Só havia um rosto, um par de olhos, uma voz e uma palavra - a mais bela e, ao mesmo tempo, a mais triste daquele dia inteiro.
"Tchau" - me disse o sorriso tímido.

E foi assim que um pequeno instante coloriu um dia meio cinzento.

E foi assim que um pequeno instante tornou o sonho um pouquinho mais concreto.

10 de abril de 2011

Olhos de estrela

Olhei para o céu essa noite e vi as estrelas, milhares delas. Lantejoulas do manto noturno, sonhos de apaixonados, habitações de príncipes fictícios.


Lembrei que elas sempre estão lá, não importa quão iluminada seja a cidade, ou quão nublado esteja o céu. As circunstâncias efêmeras não as enganam, elam permanecem brilhando, sabendo que hora ou outra vão aparecer e embelezar a noite, dar esperança aos apaixonados e abrigar histórias a serem contadas.


Notei que o céu que contemplo é o mesmo que está sobre ti, onde quer que estejas. Fiz, então, das estrelas teus olhos. Se, por um pequeno instante, te lembrares de mim, olha para elas e vê meus olhos que sorriem pra ti.


Escrito em: 03/02/2011

1 de março de 2011

Furacão

É hora de derrubar os muros que construímos ao nosso redor com tijolos de medo e de orgulho.

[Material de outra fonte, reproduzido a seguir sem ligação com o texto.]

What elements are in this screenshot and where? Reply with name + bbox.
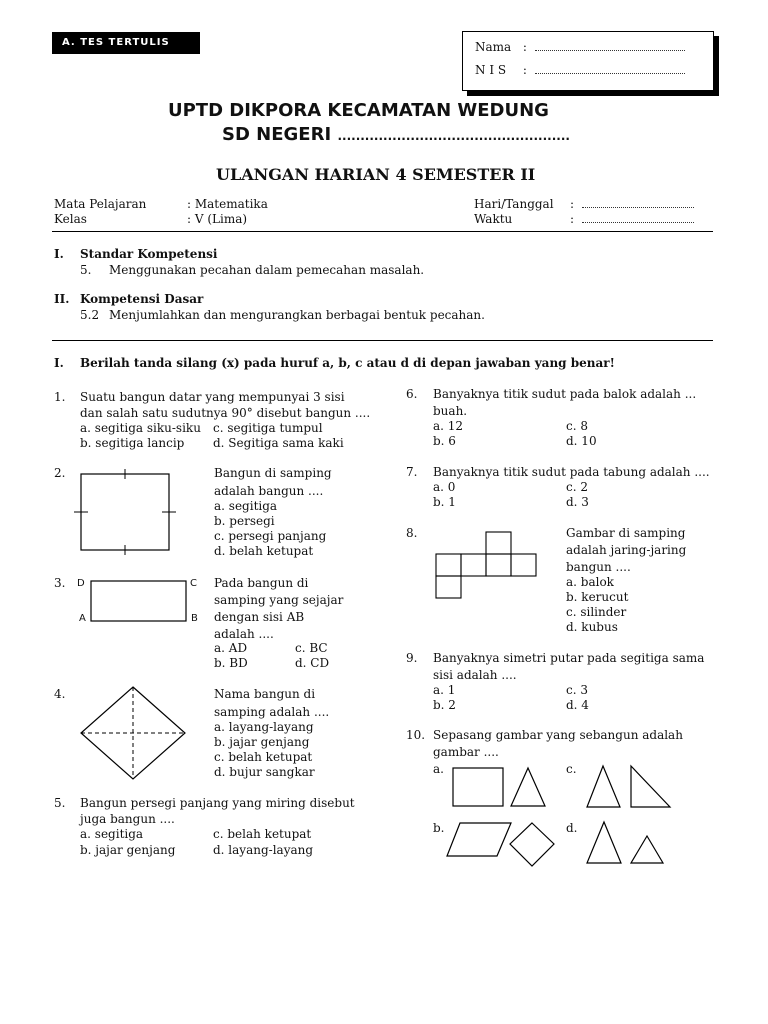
small-triangle-shape — [631, 836, 663, 863]
q3-num: 3. — [54, 576, 66, 590]
q4-option-b[interactable]: b. jajar genjang — [214, 735, 310, 749]
right-triangle-shape — [631, 766, 670, 807]
q4-option-a[interactable]: a. layang-layang — [214, 720, 314, 734]
q2-option-d[interactable]: d. belah ketupat — [214, 544, 314, 558]
rhombus-shape — [510, 823, 554, 866]
q10-text-2: gambar .... — [433, 745, 499, 759]
school-label: SD NEGERI — [222, 124, 332, 145]
instruction-num: I. — [54, 356, 64, 370]
q10-option-c-figure — [586, 764, 676, 810]
nis-field[interactable] — [535, 63, 685, 74]
q8-text-2: adalah jaring-jaring — [566, 543, 687, 557]
q1-text-1: Suatu bangun datar yang mempunyai 3 sisi — [80, 390, 345, 404]
q3-label-c: C — [190, 578, 197, 589]
q6-option-a[interactable]: a. 12 — [433, 419, 464, 433]
nama-row — [475, 40, 685, 54]
q7-option-b[interactable]: b. 1 — [433, 495, 456, 509]
q4-option-c[interactable]: c. belah ketupat — [214, 750, 313, 764]
hari-label: Hari/Tanggal — [474, 197, 554, 211]
q10-option-c[interactable]: c. — [566, 762, 577, 776]
divider-mid — [52, 340, 713, 341]
nis-sep: : — [522, 63, 527, 77]
q9-option-d[interactable]: d. 4 — [566, 698, 589, 712]
q4-option-d[interactable]: d. bujur sangkar — [214, 765, 315, 779]
q8-option-d[interactable]: d. kubus — [566, 620, 618, 634]
waktu-sep: : — [570, 212, 575, 226]
q1-option-a[interactable]: a. segitiga siku-siku — [80, 421, 201, 435]
kelas-label: Kelas — [54, 212, 87, 226]
q9-option-c[interactable]: c. 3 — [566, 683, 588, 697]
q2-option-a[interactable]: a. segitiga — [214, 499, 278, 513]
header-line2 — [222, 124, 570, 145]
q3-option-c[interactable]: c. BC — [295, 641, 328, 655]
q5-num: 5. — [54, 796, 66, 810]
q3-text-1: Pada bangun di — [214, 576, 309, 590]
q8-option-a[interactable]: a. balok — [566, 575, 614, 589]
kd-num: II. — [54, 292, 70, 306]
waktu-label: Waktu — [474, 212, 513, 226]
q8-cube-net-figure — [436, 531, 542, 599]
q8-num: 8. — [406, 526, 418, 540]
q1-text-2: dan salah satu sudutnya 90° disebut bangun .... — [80, 406, 371, 420]
q2-option-c[interactable]: c. persegi panjang — [214, 529, 327, 543]
q2-text-1: Bangun di samping — [214, 466, 332, 480]
cube-net-squares — [436, 532, 536, 598]
q3-rectangle-figure — [74, 577, 204, 627]
q2-text-2: adalah bangun .... — [214, 484, 324, 498]
header-line1: UPTD DIKPORA KECAMATAN WEDUNG — [168, 100, 549, 121]
exam-title: ULANGAN HARIAN 4 SEMESTER II — [216, 165, 536, 184]
q4-text-1: Nama bangun di — [214, 687, 316, 701]
q5-option-a[interactable]: a. segitiga — [80, 827, 144, 841]
sk-title: Standar Kompetensi — [80, 247, 218, 261]
q4-text-2: samping adalah .... — [214, 705, 330, 719]
q5-option-c[interactable]: c. belah ketupat — [213, 827, 312, 841]
kelas-value: : V (Lima) — [187, 212, 248, 226]
q10-option-b[interactable]: b. — [433, 821, 445, 835]
q3-label-d: D — [77, 578, 85, 589]
nama-sep: : — [522, 40, 527, 54]
q3-text-3: dengan sisi AB — [214, 610, 305, 624]
sk-num: I. — [54, 247, 64, 261]
mapel-value: : Matematika — [187, 197, 268, 211]
q1-option-d[interactable]: d. Segitiga sama kaki — [213, 436, 344, 450]
q4-rhombus-figure — [80, 686, 190, 781]
q7-num: 7. — [406, 465, 418, 479]
q3-text-4: adalah .... — [214, 627, 274, 641]
q6-option-c[interactable]: c. 8 — [566, 419, 588, 433]
q6-text-1: Banyaknya titik sudut pada balok adalah ... — [433, 387, 697, 401]
q10-num: 10. — [406, 728, 426, 742]
square-shape — [81, 474, 169, 550]
waktu-field[interactable] — [570, 212, 694, 226]
q5-option-b[interactable]: b. jajar genjang — [80, 843, 176, 857]
q9-num: 9. — [406, 651, 418, 665]
triangle-shape — [511, 768, 545, 806]
q10-text-1: Sepasang gambar yang sebangun adalah — [433, 728, 683, 742]
nis-label: N I S — [475, 63, 507, 77]
kd-title: Kompetensi Dasar — [80, 292, 204, 306]
q2-option-b[interactable]: b. persegi — [214, 514, 275, 528]
mapel-label: Mata Pelajaran — [54, 197, 147, 211]
q3-label-b: B — [191, 613, 198, 624]
hari-field[interactable] — [570, 197, 694, 211]
kd-item-num: 5.2 — [80, 308, 100, 322]
q10-option-b-figure — [446, 821, 558, 869]
nis-row — [475, 63, 685, 77]
q3-option-d[interactable]: d. CD — [295, 656, 330, 670]
q5-text-1: Bangun persegi panjang yang miring disebut — [80, 796, 355, 810]
q9-option-a[interactable]: a. 1 — [433, 683, 456, 697]
triangle-shape — [587, 822, 621, 863]
q9-text-2: sisi adalah .... — [433, 668, 517, 682]
q8-text-3: bangun .... — [566, 560, 631, 574]
q1-num: 1. — [54, 390, 66, 404]
q8-text-1: Gambar di samping — [566, 526, 686, 540]
q5-option-d[interactable]: d. layang-layang — [213, 843, 314, 857]
sk-item-num: 5. — [80, 263, 92, 277]
rectangle-shape — [453, 768, 503, 806]
q2-num: 2. — [54, 466, 66, 480]
divider-top — [52, 231, 713, 232]
triangle-shape — [587, 766, 620, 807]
parallelogram-shape — [447, 823, 511, 856]
q5-text-2: juga bangun .... — [80, 812, 175, 826]
q8-option-b[interactable]: b. kerucut — [566, 590, 629, 604]
kd-item: Menjumlahkan dan mengurangkan berbagai bentuk pecahan. — [109, 308, 485, 322]
q6-text-2: buah. — [433, 404, 468, 418]
q8-option-c[interactable]: c. silinder — [566, 605, 627, 619]
q9-text-1: Banyaknya simetri putar pada segitiga sama — [433, 651, 705, 665]
rectangle-shape — [91, 581, 186, 621]
q7-option-a[interactable]: a. 0 — [433, 480, 456, 494]
q3-label-a: A — [79, 613, 86, 624]
q9-option-b[interactable]: b. 2 — [433, 698, 456, 712]
nama-label: Nama — [475, 40, 512, 54]
q10-option-a[interactable]: a. — [433, 762, 444, 776]
hari-sep: : — [570, 197, 575, 211]
q7-option-c[interactable]: c. 2 — [566, 480, 588, 494]
hari-dots — [582, 197, 694, 208]
q10-option-d-figure — [586, 820, 666, 866]
q7-option-d[interactable]: d. 3 — [566, 495, 589, 509]
q1-option-b[interactable]: b. segitiga lancip — [80, 436, 185, 450]
school-name-field: ................................................... — [337, 129, 570, 143]
q6-option-d[interactable]: d. 10 — [566, 434, 597, 448]
instruction-text: Berilah tanda silang (x) pada huruf a, b, c atau d di depan jawaban yang benar! — [80, 356, 615, 370]
waktu-dots — [582, 212, 694, 223]
id-box — [462, 31, 714, 91]
q3-text-2: samping yang sejajar — [214, 593, 344, 607]
q3-option-a[interactable]: a. AD — [214, 641, 248, 655]
q3-option-b[interactable]: b. BD — [214, 656, 248, 670]
q4-num: 4. — [54, 687, 66, 701]
nama-field[interactable] — [535, 40, 685, 51]
q1-option-c[interactable]: c. segitiga tumpul — [213, 421, 323, 435]
q6-num: 6. — [406, 387, 418, 401]
sk-item: Menggunakan pecahan dalam pemecahan masalah. — [109, 263, 425, 277]
q10-option-a-figure — [452, 766, 552, 808]
section-badge: A. TES TERTULIS — [52, 32, 200, 54]
q6-option-b[interactable]: b. 6 — [433, 434, 456, 448]
q10-option-d[interactable]: d. — [566, 821, 578, 835]
q2-square-figure — [72, 466, 182, 556]
q7-text-1: Banyaknya titik sudut pada tabung adalah .... — [433, 465, 710, 479]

Precisamos de um furacão, que nos tire do lugar, nos sacuda. Na bagunça deixada, em meio a lembranças e imagens, revemos o que estava escondido, o que havia ficado pelo caminho e finalmente nos damos conta do que os muros nos impediam de enxergar. Então olhamos os rostos, as mãos e os olhos das pessoas e percebemos que não estamos sozinhos.

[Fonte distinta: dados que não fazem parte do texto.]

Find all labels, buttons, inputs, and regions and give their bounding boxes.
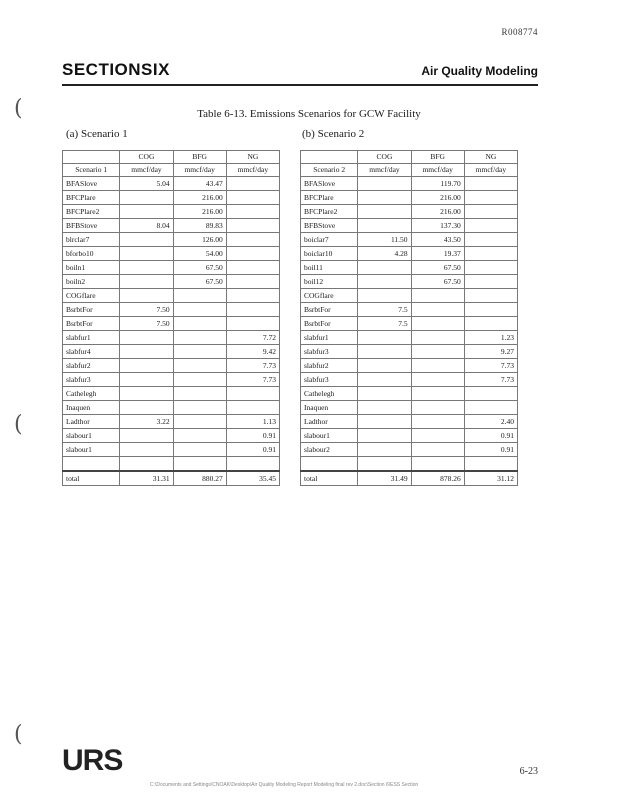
value-cell (464, 261, 517, 275)
value-cell (120, 191, 173, 205)
value-cell (120, 275, 173, 289)
value-cell: 67.50 (173, 275, 226, 289)
value-cell (173, 387, 226, 401)
total-value: 31.12 (464, 471, 517, 486)
spacer-cell (464, 457, 517, 472)
value-cell (120, 247, 173, 261)
value-cell (464, 247, 517, 261)
value-cell (120, 331, 173, 345)
source-name-cell: BFASlove (63, 177, 120, 191)
value-cell (120, 261, 173, 275)
table-row (301, 415, 518, 429)
table-row (63, 317, 280, 331)
source-name-cell: slabfur4 (63, 345, 120, 359)
value-cell (411, 289, 464, 303)
value-cell (464, 191, 517, 205)
table-row (301, 275, 518, 289)
table-row (63, 401, 280, 415)
source-name-cell: BFBStove (301, 219, 358, 233)
value-cell (226, 219, 279, 233)
table-row (63, 247, 280, 261)
value-cell (173, 415, 226, 429)
scenario-label: Scenario 1 (63, 164, 120, 177)
spacer-cell (301, 457, 358, 472)
source-name-cell: boiln1 (63, 261, 120, 275)
value-cell (358, 387, 411, 401)
source-name-cell: Ladthor (63, 415, 120, 429)
value-cell (120, 443, 173, 457)
value-cell (358, 359, 411, 373)
value-cell: 9.27 (464, 345, 517, 359)
page-number: 6-23 (519, 766, 538, 777)
source-name-cell: BFCPlare2 (63, 205, 120, 219)
scenario-b-caption: (b) Scenario 2 (302, 128, 365, 140)
value-cell (173, 401, 226, 415)
source-name-cell: slabfur1 (63, 331, 120, 345)
scenario-b-table (300, 150, 518, 486)
table-row (301, 443, 518, 457)
source-name-cell: BsrbtFor (301, 317, 358, 331)
table-row (63, 219, 280, 233)
value-cell (464, 303, 517, 317)
table-row (301, 429, 518, 443)
value-cell: 43.50 (411, 233, 464, 247)
value-cell: 0.91 (226, 443, 279, 457)
table-row (301, 219, 518, 233)
value-cell (120, 373, 173, 387)
spacer-cell (173, 457, 226, 472)
source-name-cell: Inaquen (301, 401, 358, 415)
source-name-cell: BsrbtFor (63, 303, 120, 317)
value-cell (226, 261, 279, 275)
value-cell: 0.91 (226, 429, 279, 443)
table-row (63, 261, 280, 275)
table-row (301, 345, 518, 359)
value-cell: 7.50 (120, 317, 173, 331)
value-cell (358, 429, 411, 443)
value-cell (173, 429, 226, 443)
table-row (301, 317, 518, 331)
source-name-cell: BsrbtFor (301, 303, 358, 317)
source-name-cell: slabour2 (301, 443, 358, 457)
column-header (63, 151, 120, 164)
source-name-cell: BFCPlare (63, 191, 120, 205)
value-cell: 1.23 (464, 331, 517, 345)
table-row (301, 303, 518, 317)
value-cell: 67.50 (411, 275, 464, 289)
value-cell (173, 345, 226, 359)
value-cell (358, 401, 411, 415)
column-header (301, 151, 358, 164)
value-cell (358, 275, 411, 289)
value-cell: 7.73 (464, 359, 517, 373)
value-cell: 137.30 (411, 219, 464, 233)
scenario-label: Scenario 2 (301, 164, 358, 177)
value-cell (226, 191, 279, 205)
source-name-cell: slabour1 (63, 429, 120, 443)
table-row (301, 177, 518, 191)
table-row (301, 247, 518, 261)
table-row (63, 331, 280, 345)
value-cell (226, 233, 279, 247)
source-name-cell: boil11 (301, 261, 358, 275)
value-cell: 7.73 (464, 373, 517, 387)
value-cell (411, 331, 464, 345)
value-cell: 89.83 (173, 219, 226, 233)
value-cell (120, 429, 173, 443)
unit-header: mmcf/day (120, 164, 173, 177)
header-row (63, 151, 280, 164)
column-header: COG (358, 151, 411, 164)
table-row (63, 289, 280, 303)
source-name-cell: BsrbtFor (63, 317, 120, 331)
source-name-cell: blrclar7 (63, 233, 120, 247)
scenario-a-caption: (a) Scenario 1 (66, 128, 128, 140)
header-rule (62, 84, 538, 86)
total-value: 880.27 (173, 471, 226, 486)
value-cell (358, 191, 411, 205)
value-cell (464, 233, 517, 247)
value-cell: 11.50 (358, 233, 411, 247)
value-cell (464, 177, 517, 191)
value-cell (411, 415, 464, 429)
value-cell (411, 345, 464, 359)
total-label: total (301, 471, 358, 486)
value-cell (226, 275, 279, 289)
scenario-a-table (62, 150, 280, 486)
value-cell: 67.50 (411, 261, 464, 275)
value-cell: 19.37 (411, 247, 464, 261)
table-row (301, 289, 518, 303)
unit-header: mmcf/day (358, 164, 411, 177)
source-name-cell: BFASlove (301, 177, 358, 191)
value-cell: 5.04 (120, 177, 173, 191)
value-cell: 7.73 (226, 373, 279, 387)
value-cell (226, 289, 279, 303)
value-cell (411, 429, 464, 443)
source-name-cell: BFCPlare2 (301, 205, 358, 219)
value-cell: 119.70 (411, 177, 464, 191)
total-value: 31.49 (358, 471, 411, 486)
table-row (63, 275, 280, 289)
table-row (63, 233, 280, 247)
value-cell (226, 303, 279, 317)
value-cell (120, 205, 173, 219)
value-cell: 1.13 (226, 415, 279, 429)
value-cell: 0.91 (464, 443, 517, 457)
value-cell (358, 261, 411, 275)
units-row (301, 164, 518, 177)
column-header: COG (120, 151, 173, 164)
value-cell (173, 289, 226, 303)
header-right-title: Air Quality Modeling (421, 64, 538, 78)
value-cell (120, 289, 173, 303)
units-row (63, 164, 280, 177)
value-cell (464, 387, 517, 401)
column-header: NG (226, 151, 279, 164)
value-cell (464, 289, 517, 303)
source-name-cell: BFBStove (63, 219, 120, 233)
table-row (63, 359, 280, 373)
column-header: BFG (173, 151, 226, 164)
value-cell (358, 177, 411, 191)
source-name-cell: BFCPlare (301, 191, 358, 205)
value-cell (173, 331, 226, 345)
value-cell (226, 205, 279, 219)
value-cell: 216.00 (411, 191, 464, 205)
total-label: total (63, 471, 120, 486)
total-value: 878.26 (411, 471, 464, 486)
value-cell (358, 373, 411, 387)
value-cell (411, 317, 464, 331)
source-name-cell: slabfur3 (301, 345, 358, 359)
value-cell: 9.42 (226, 345, 279, 359)
table-row (63, 443, 280, 457)
value-cell: 7.73 (226, 359, 279, 373)
table-row (63, 373, 280, 387)
table-row (63, 191, 280, 205)
value-cell (358, 331, 411, 345)
total-value: 31.31 (120, 471, 173, 486)
table-row (63, 387, 280, 401)
value-cell: 7.5 (358, 317, 411, 331)
table-row (63, 345, 280, 359)
value-cell: 54.00 (173, 247, 226, 261)
value-cell: 7.50 (120, 303, 173, 317)
table-title: Table 6-13. Emissions Scenarios for GCW Facility (197, 108, 421, 120)
total-row (63, 471, 280, 486)
source-name-cell: boiln2 (63, 275, 120, 289)
spacer-row (301, 457, 518, 472)
value-cell: 8.04 (120, 219, 173, 233)
source-name-cell: COGflare (63, 289, 120, 303)
source-name-cell: boiclar10 (301, 247, 358, 261)
value-cell (173, 359, 226, 373)
value-cell (173, 443, 226, 457)
source-name-cell: slabfur1 (301, 331, 358, 345)
value-cell: 216.00 (173, 191, 226, 205)
value-cell (226, 177, 279, 191)
value-cell (464, 317, 517, 331)
value-cell (358, 415, 411, 429)
value-cell (358, 443, 411, 457)
value-cell: 2.40 (464, 415, 517, 429)
footer-file-path: C:\Documents and Settings\CNOAK\Desktop\Air Quality Modeling Report Modeling final rev 2.doc\Section 6\ESS Section (150, 782, 419, 788)
value-cell (226, 247, 279, 261)
source-name-cell: slabfur3 (301, 373, 358, 387)
unit-header: mmcf/day (464, 164, 517, 177)
value-cell (173, 317, 226, 331)
spacer-cell (120, 457, 173, 472)
value-cell (173, 303, 226, 317)
value-cell: 3.22 (120, 415, 173, 429)
value-cell: 67.50 (173, 261, 226, 275)
table-row (301, 401, 518, 415)
value-cell: 43.47 (173, 177, 226, 191)
unit-header: mmcf/day (173, 164, 226, 177)
value-cell (120, 233, 173, 247)
value-cell (411, 359, 464, 373)
source-name-cell: slabour1 (301, 429, 358, 443)
spacer-cell (226, 457, 279, 472)
source-name-cell: Inaquen (63, 401, 120, 415)
table-row (301, 233, 518, 247)
table-row (301, 191, 518, 205)
table-row (301, 205, 518, 219)
value-cell: 0.91 (464, 429, 517, 443)
column-header: BFG (411, 151, 464, 164)
source-name-cell: slabour1 (63, 443, 120, 457)
table-row (301, 359, 518, 373)
value-cell (226, 401, 279, 415)
value-cell (411, 387, 464, 401)
value-cell (358, 345, 411, 359)
unit-header: mmcf/day (226, 164, 279, 177)
value-cell (358, 219, 411, 233)
value-cell (226, 317, 279, 331)
value-cell (411, 443, 464, 457)
margin-bracket-mark: ( (14, 722, 23, 747)
value-cell (120, 401, 173, 415)
source-name-cell: Cathelegh (63, 387, 120, 401)
section-title: SECTIONSIX (62, 60, 170, 79)
source-name-cell: slabfur2 (63, 359, 120, 373)
spacer-cell (411, 457, 464, 472)
spacer-cell (358, 457, 411, 472)
header-row (301, 151, 518, 164)
margin-bracket-mark: ( (14, 96, 23, 121)
source-name-cell: boil12 (301, 275, 358, 289)
spacer-row (63, 457, 280, 472)
value-cell (464, 401, 517, 415)
value-cell: 4.28 (358, 247, 411, 261)
table-row (63, 429, 280, 443)
value-cell (120, 387, 173, 401)
value-cell: 216.00 (411, 205, 464, 219)
table-row (63, 177, 280, 191)
source-name-cell: bforbo10 (63, 247, 120, 261)
value-cell (464, 219, 517, 233)
value-cell: 7.5 (358, 303, 411, 317)
value-cell (464, 275, 517, 289)
urs-logo: URS (62, 744, 123, 777)
document-number: R008774 (501, 27, 538, 37)
table-row (63, 205, 280, 219)
source-name-cell: slabfur3 (63, 373, 120, 387)
source-name-cell: Ladthor (301, 415, 358, 429)
value-cell (226, 387, 279, 401)
unit-header: mmcf/day (411, 164, 464, 177)
source-name-cell: boiclar7 (301, 233, 358, 247)
spacer-cell (63, 457, 120, 472)
value-cell (358, 205, 411, 219)
total-value: 35.45 (226, 471, 279, 486)
value-cell (173, 373, 226, 387)
margin-bracket-mark: ( (14, 412, 23, 437)
table-row (301, 373, 518, 387)
table-row (63, 303, 280, 317)
value-cell: 216.00 (173, 205, 226, 219)
total-row (301, 471, 518, 486)
value-cell (464, 205, 517, 219)
source-name-cell: slabfur2 (301, 359, 358, 373)
source-name-cell: Cathelegh (301, 387, 358, 401)
table-row (301, 387, 518, 401)
value-cell (120, 359, 173, 373)
table-row (301, 331, 518, 345)
value-cell (411, 303, 464, 317)
table-row (301, 261, 518, 275)
column-header: NG (464, 151, 517, 164)
source-name-cell: COGflare (301, 289, 358, 303)
value-cell (120, 345, 173, 359)
value-cell (411, 401, 464, 415)
table-row (63, 415, 280, 429)
value-cell: 126.00 (173, 233, 226, 247)
value-cell: 7.72 (226, 331, 279, 345)
value-cell (411, 373, 464, 387)
value-cell (358, 289, 411, 303)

O mesmo que disse "eis que estou à porta e bato" também disse "se alguém receber o que eu enviar, me recebe a mim". Ouvimos as batidas, mas não entendemos e não os recebemos. Trancamo-nos em nossa torre inacessível, pensando estarmos seguros de toda desconfiança, das traições e intrigas, das quais esse mundo está cheio! Afinal é um perigo nos expormos! Errado. Os relacionamentos são necessários. As amizades enchem as tardes de sol e as noites de risos e lágrimas. Os erros cometidos nos amadurecem. Só é preciso saber amar. Só é preciso saber perdoar.

Que venha o furacão! Que caiam os muros! Que estejam abertos os corações! Abertos para amar e serem amados, para perdoar - "se setenta vezes precisar, vezes sete se preciso for". Deus ama pessoas e amá-lo requer esse desafio.

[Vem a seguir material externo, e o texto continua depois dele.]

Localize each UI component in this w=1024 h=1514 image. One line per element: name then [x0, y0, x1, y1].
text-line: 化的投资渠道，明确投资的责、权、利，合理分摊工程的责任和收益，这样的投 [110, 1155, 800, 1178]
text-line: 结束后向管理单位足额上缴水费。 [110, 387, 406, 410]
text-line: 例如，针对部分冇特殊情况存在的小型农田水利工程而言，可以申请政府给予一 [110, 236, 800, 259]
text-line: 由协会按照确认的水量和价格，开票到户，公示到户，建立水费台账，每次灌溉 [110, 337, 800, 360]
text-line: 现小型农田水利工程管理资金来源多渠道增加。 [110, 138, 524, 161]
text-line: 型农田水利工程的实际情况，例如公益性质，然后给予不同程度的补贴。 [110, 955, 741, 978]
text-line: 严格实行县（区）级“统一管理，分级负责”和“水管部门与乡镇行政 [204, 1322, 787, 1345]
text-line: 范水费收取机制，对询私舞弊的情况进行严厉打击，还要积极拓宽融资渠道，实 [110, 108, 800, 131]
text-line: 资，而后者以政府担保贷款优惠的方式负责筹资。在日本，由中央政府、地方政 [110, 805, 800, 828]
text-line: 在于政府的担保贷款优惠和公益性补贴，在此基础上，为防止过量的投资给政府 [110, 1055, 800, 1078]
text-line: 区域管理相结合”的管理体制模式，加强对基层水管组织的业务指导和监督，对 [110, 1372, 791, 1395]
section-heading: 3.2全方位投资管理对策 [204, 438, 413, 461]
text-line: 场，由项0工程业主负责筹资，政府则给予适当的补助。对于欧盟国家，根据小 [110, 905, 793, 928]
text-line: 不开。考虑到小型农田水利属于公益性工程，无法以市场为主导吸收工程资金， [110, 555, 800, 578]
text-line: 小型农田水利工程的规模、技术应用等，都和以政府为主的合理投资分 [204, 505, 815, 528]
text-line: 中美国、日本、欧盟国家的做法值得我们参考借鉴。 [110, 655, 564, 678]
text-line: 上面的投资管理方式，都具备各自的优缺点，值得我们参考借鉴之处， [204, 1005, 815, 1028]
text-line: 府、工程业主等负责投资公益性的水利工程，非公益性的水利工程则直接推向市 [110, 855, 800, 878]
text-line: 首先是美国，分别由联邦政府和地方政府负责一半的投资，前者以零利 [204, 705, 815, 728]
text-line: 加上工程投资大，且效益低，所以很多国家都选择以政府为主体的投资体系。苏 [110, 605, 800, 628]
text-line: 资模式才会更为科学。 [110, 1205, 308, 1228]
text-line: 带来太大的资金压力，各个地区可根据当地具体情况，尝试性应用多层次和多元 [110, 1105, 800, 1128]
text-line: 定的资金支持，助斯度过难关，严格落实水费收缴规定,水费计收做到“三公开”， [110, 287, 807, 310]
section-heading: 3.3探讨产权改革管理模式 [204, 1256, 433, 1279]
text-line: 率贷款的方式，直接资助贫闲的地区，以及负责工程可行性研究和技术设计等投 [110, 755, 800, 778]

"Um novo mandamento vos dou: Que vos ameis uns aos outros; como eu vos amei a vós, que também vós uns aos outros vos ameis. Nisto todos conhecerão que sois meus discípulos, se vos amardes uns aos outros.". João 13:34-35

7 de janeiro de 2011

Textos idiotas

Me perdoem. Tenho escrito textos idiotas.
É sério. Não adianta tentar me animar...

O que acontece é que me deparo com essa tela em branco - mente em branco. Começo a digitar as maiores besteiras que consigo pensar, apenas para preenchê-la de letras. Geralmente, com palavras nas mãos me sinto livre... Agora elas me escapam.

Parece que falta algo no enredo.

Claro que tudo pode dar num texto! Não é esse o ponto, entenda. É possível encontrar frases nas situações e paisagens mais diversas. Mas parece que já falei demais de tudo isso. Esgotei. E tudo acaba indo pro mesmo lugar...

Falta um coração ritmado.
Falta um solo de guitarra.
Falta a falta de ar.

Falta outro pedaço de vida que ainda não encontrei.